Airfares in Indian market are unsustainable, says a senior Boeing official.
Airfares in the fast-growing Indian market are 10-15 per cent lower than breakeven levels for airlines, a Boeing executive said, as the planemaker raised its long-term jet order forecast for the nation to a record despite market challenges.
Major Indian carriers Jet Airways, IndiGo and SpiceJet were all in the red in the September quarter, as high oil prices, a weak rupee and intense price competition eroded their margins.
It is important for the sustainability of the sector that airlines show more discipline in pricing fares, Dinesh Keskar, senior vice-president, Asia Pacific and India sales at Boeing Commercial Airplanes, said on Wednesday.
"Double-digit growth coupled with losses is what I am concerned about," he said. "I will forego 2-3 per cent growth for making money rather than filling up my airplane at rock-bottom prices and never making money."
To date, however, the lack of profitability has not affected deliveries to Boeing clients, which include cash-strapped Jet Airways and budget carrier SpiceJet, Keskar said.
India's passenger traffic has risen at around 20 percent in recent years, making it one of the world's fastest-growing aviation markets.
Boeing expects the country to become the third-largest commercial aviation market by the early 2020s.
It sees Indian carriers ordering a record of up to 2,300 new planes worth $320 billion from global planemakers over the next 20 years to 2037, about 9.5 per cent more than its previous prediction of 2,100 jets until 2036 made last year.
It said single-aisle planes, such as its 737 MAX, would account for 84 per cent of global planemakers' new jet deliveries to India over the period, higher than the world average.
The forecast comes amid signs that pressure on the Indian airline sector, dominated by low-cost carriers, is starting to ease as oil prices fall and the rupee firms.
Kotak Institutional Equities last week said in a note to clients that there were signs the worst was over, with data showing flat fares in the third quarter ending December 31, versus a 9-10 percent drop in the previous two quarters.
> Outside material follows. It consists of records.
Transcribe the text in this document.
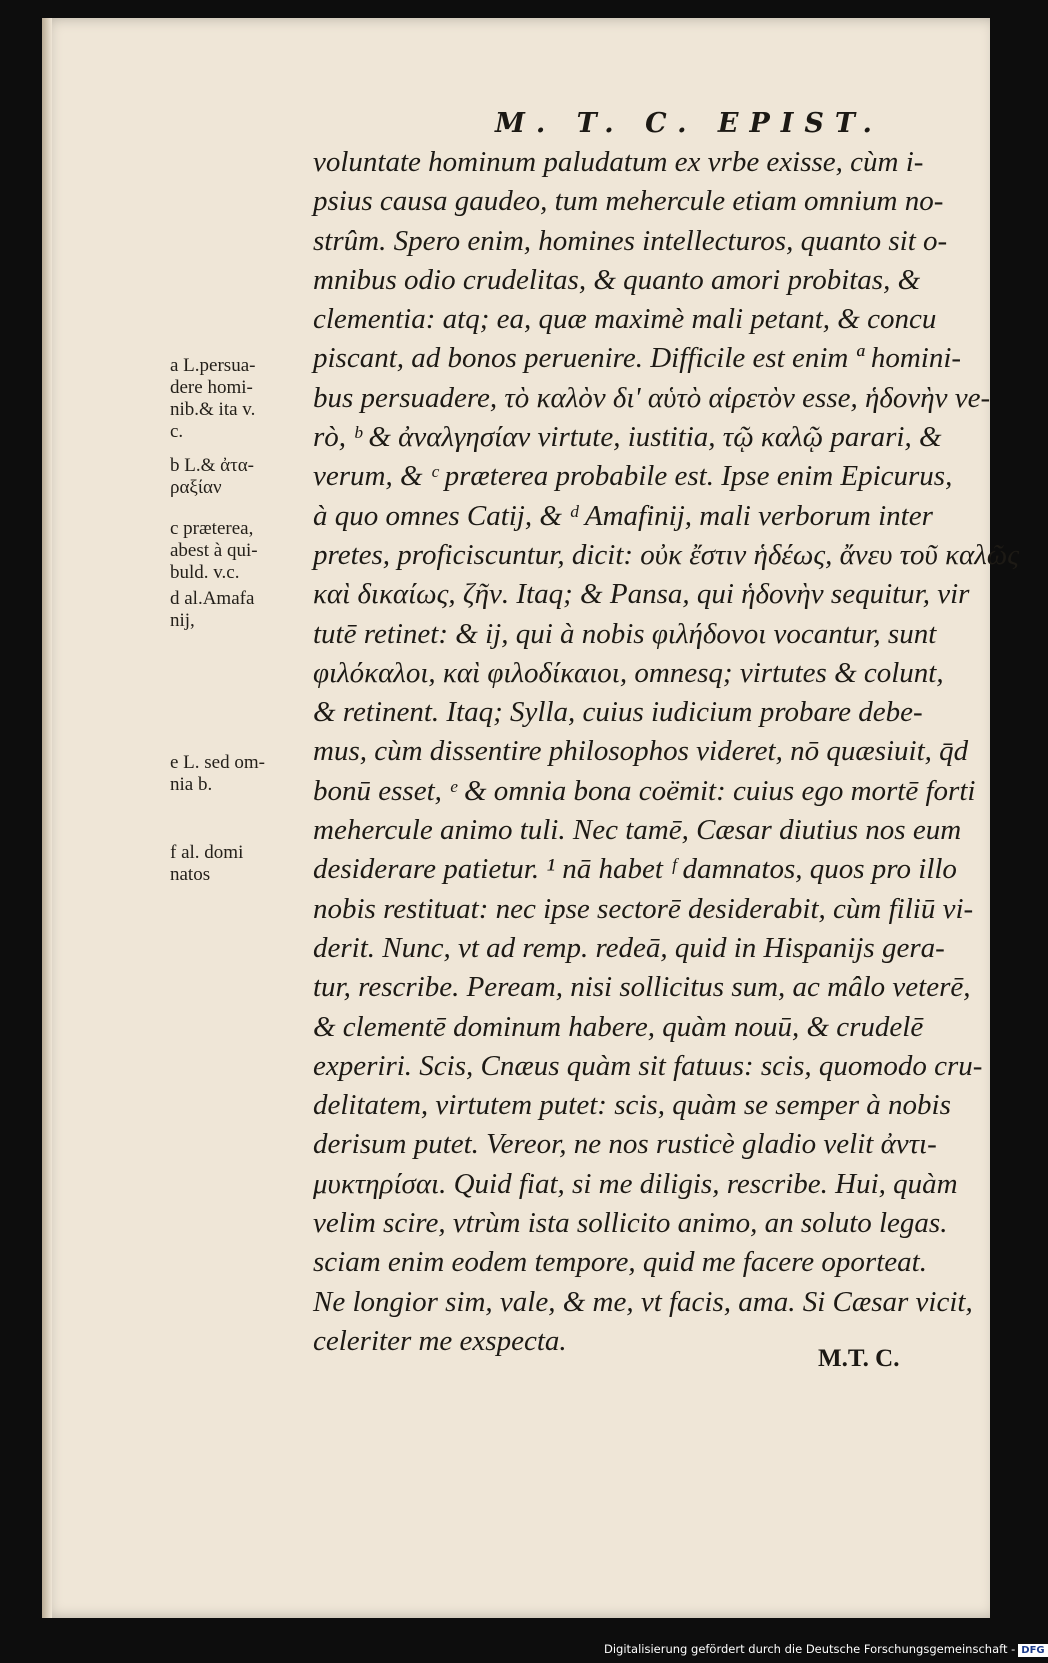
M. T. C. EPIST.
voluntate hominum paludatum ex vrbe exisse, cùm i-
psius causa gaudeo, tum mehercule etiam omnium no-
strûm. Spero enim, homines intellecturos, quanto sit o-
mnibus odio crudelitas, & quanto amori probitas, &
clementia: atq; ea, quæ maximè mali petant, & concu
piscant, ad bonos peruenire. Difficile est enim ª homini-
bus persuadere, τὸ καλὸν δι' αὑτὸ αἱρετὸν esse, ἡδονὴν ve-
rò, ᵇ & ἀναλγησίαν virtute, iustitia, τῷ καλῷ parari, &
verum, & ᶜ præterea probabile est. Ipse enim Epicurus,
à quo omnes Catij, & ᵈ Amafinij, mali verborum inter
pretes, proficiscuntur, dicit: οὐκ ἔστιν ἡδέως, ἄνευ τοῦ καλῶς
καὶ δικαίως, ζῆν. Itaq; & Pansa, qui ἡδονὴν sequitur, vir
tutē retinet: & ij, qui à nobis φιλήδονοι vocantur, sunt
φιλόκαλοι, καὶ φιλοδίκαιοι, omnesq; virtutes & colunt,
& retinent. Itaq; Sylla, cuius iudicium probare debe-
mus, cùm dissentire philosophos videret, nō quæsiuit, q̄d
bonū esset, ᵉ & omnia bona coëmit: cuius ego mortē forti
mehercule animo tuli. Nec tamē, Cæsar diutius nos eum
desiderare patietur. ¹ nā habet ᶠ damnatos, quos pro illo
nobis restituat: nec ipse sectorē desiderabit, cùm filiū vi-
derit. Nunc, vt ad remp. redeā, quid in Hispanijs gera-
tur, rescribe. Peream, nisi sollicitus sum, ac mâlo veterē,
& clementē dominum habere, quàm nouū, & crudelē
experiri. Scis, Cnæus quàm sit fatuus: scis, quomodo cru-
delitatem, virtutem putet: scis, quàm se semper à nobis
derisum putet. Vereor, ne nos rusticè gladio velit ἀντι-
μυκτηρίσαι. Quid fiat, si me diligis, rescribe. Hui, quàm
velim scire, vtrùm ista sollicito animo, an soluto legas.
sciam enim eodem tempore, quid me facere oporteat.
Ne longior sim, vale, & me, vt facis, ama. Si Cæsar vicit,
celeriter me exspecta.
a L.persua-
dere homi-
nib.& ita v.
c.
b L.& ἀτα-
ραξίαν
c præterea,
abest à qui-
buld. v.c.
d al.Amafa
nij,
e L. sed om-
nia b.
f al. domi
natos
M.T. C.
Digitalisierung gefördert durch die Deutsche Forschungsgemeinschaft - DFG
Carriers like Vistara, a joint venture between Singapore Airlines and India's Tata Sons, IndiGo and budget airline GoAir are also turning to the international market in search of better returns.
India has retained a Category 1 rating from the US Federal Aviation Administration, which means its airlines remain eligible to add new flights to the United States and codeshare with US carriers, the Directorate General of Civil Aviation said on Tuesday evening.
Last year, India received a poor rating in an audit by the UN's aviation body, sparking industry concerns that it could be downgraded to Category 2 alongside countries like Bangladesh and Thailand.